Though a fluent Korean speaker, Ms. Gun declined the gimbap lunch offered the test-takers on Muslim religious grounds. “Not only do I not eat pork, but also I’m not supposed to eat in daylight during Ramadan.”
The test-takers weren’t so sure why Hangul Day was taken off the list of national holidays in 1991.
Tina Kim, 24, born in Brazil to Korean parents, said Hangul Day should be a national holiday again, because hangul is the most original form of writing in the world.
Ms. Gun said that it is important to have it as a national holiday so that both Korean and foreign students will understand the meaning, history and importance of hangul. “Otherwise, they might not even notice that it’s Hangul Day,” she said.
Maud Le Mat, 25, from France, however, said that as long as people celebrate the day and know its meaning, it doesn’t have to be a national holiday. “There are already enough holidays, I think,” she added.
Currently, some lawmakers are trying to get Hangul Day back on the list of national holidays. Five Korean lawmakers including Uri Party representative Shin Ki-nam, who heads the “Gathering to Globalize the Culture of Hangul,” issued a joint statement on Friday that urged the national assembly to pass the revised bill to designate Hangul Day a national holiday.
The lawmakers said in the statement that hangul is the root of the Korean people’s spirit and a symbol of its culture. They added that it does not make sense for the national assembly to oppose the idea on the grounds that there are already many holidays, considering the great value of hangul.
“As Korean culture has become more popular thanks to the hanryu [Korean wave], the number of nations that teach hangul and the number of students learning it has increased,” said Hong Jong-hwa, the director of the Institute. “[Yonsei University] launched the contest to share not only the Korean language but also its culture, tradition and thoughts with the world.”
And the contest winner is...
When her name was called, Larisa Khortseva, 27, couldn’t believe her ears.
“Oh my gosh,” she screamed, when she found out she had won the first prize at the Korean Language Writing Contest for Foreign Nationals.
She was obviously surprised at the result: it took her a while before she came up to the stage to receive the winning trophy and prize money.
Even when on stage, she seemed frozen, standing first behind the award presenter, then next to him, and finally in front of him, but still facing away from the award presenter.
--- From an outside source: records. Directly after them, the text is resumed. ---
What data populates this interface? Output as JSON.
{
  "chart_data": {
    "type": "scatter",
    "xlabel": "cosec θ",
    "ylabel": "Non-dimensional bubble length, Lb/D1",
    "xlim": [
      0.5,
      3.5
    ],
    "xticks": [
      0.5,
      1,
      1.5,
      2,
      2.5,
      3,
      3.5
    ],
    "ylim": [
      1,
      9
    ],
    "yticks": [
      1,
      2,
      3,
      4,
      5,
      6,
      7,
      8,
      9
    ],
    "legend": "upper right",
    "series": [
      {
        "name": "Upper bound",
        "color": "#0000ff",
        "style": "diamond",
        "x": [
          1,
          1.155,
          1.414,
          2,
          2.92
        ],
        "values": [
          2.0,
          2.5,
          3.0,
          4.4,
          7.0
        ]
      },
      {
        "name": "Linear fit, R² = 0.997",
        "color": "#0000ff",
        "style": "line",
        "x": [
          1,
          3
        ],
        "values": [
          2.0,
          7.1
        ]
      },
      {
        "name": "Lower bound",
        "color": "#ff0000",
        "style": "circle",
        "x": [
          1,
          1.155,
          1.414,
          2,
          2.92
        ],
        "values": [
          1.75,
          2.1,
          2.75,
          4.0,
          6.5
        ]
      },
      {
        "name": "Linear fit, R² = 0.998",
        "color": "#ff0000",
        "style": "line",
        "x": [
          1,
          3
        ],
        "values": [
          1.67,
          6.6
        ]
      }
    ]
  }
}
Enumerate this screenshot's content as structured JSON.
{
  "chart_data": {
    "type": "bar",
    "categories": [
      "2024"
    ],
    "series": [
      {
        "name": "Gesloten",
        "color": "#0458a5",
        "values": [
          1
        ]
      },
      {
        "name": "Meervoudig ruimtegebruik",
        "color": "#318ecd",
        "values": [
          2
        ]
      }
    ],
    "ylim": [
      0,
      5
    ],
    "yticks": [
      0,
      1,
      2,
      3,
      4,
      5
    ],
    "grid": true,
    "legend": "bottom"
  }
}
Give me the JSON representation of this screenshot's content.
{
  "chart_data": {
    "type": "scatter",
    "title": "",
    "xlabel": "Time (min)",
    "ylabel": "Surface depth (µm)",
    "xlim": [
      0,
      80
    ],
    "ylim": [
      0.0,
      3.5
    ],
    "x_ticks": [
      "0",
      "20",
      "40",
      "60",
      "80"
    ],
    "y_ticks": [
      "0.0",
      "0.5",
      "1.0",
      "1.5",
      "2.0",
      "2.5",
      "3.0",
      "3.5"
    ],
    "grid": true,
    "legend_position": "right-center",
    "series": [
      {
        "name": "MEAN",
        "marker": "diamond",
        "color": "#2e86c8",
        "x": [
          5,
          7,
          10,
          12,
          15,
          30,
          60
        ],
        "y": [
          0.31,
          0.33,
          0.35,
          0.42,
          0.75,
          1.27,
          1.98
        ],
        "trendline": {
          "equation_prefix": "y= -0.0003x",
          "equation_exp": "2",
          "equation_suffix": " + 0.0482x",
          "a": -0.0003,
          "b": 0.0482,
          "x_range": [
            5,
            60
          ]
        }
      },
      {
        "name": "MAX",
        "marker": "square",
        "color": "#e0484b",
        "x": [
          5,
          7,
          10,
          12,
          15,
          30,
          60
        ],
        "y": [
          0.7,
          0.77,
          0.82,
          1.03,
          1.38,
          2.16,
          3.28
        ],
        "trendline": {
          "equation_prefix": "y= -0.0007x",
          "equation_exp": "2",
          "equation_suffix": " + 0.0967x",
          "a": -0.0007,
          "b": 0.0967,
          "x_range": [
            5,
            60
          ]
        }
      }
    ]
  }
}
It took about five minutes for her to move to the place on stage where she was supposed to stand.
“I never expected to win first prize,” she told the audience in a quaking voice. She was so excited that she couldn’t finish reading her piece to the audience.
“I left the room shortly after I started writing the poem, because I knew many of my friends here speak Korean more fluently than I do,” Ms. Khortseva said in an interview with the JoongAng Daily.
Her piece, titled “The Figure of Life,” said that the figure of life appears on people’s face. “People always think about what they want to be and what they will be in the future, which is still only in their imagination. But people are not interested in looking back on their past or on their current life, which can been seen on their faces,” Ms. Khortseva said.
“Her idea was very creative, using the face as a figure of life,” said Choi Seung-ho, a poet and a juror of the writing contest. “Her expression was splendid and she was able to use Korean to the best effect among the participants.”
Ms. Khortseva, who came to Korea last summer to study Korean, said she has long been interested in Korean culture and history, and when she was in college she even wrote a research paper comparing the different styles of business management in Russia and Korea.
“I like learning Korean old sayings, because they teach me a lot about life, and they’re also fun and easy to remember,” she said.
Her favorite proverb is “grabbing a star in the sky,” that indicates a situation that is almost impossible to realize. “I actually got the star today,” she said, smiling.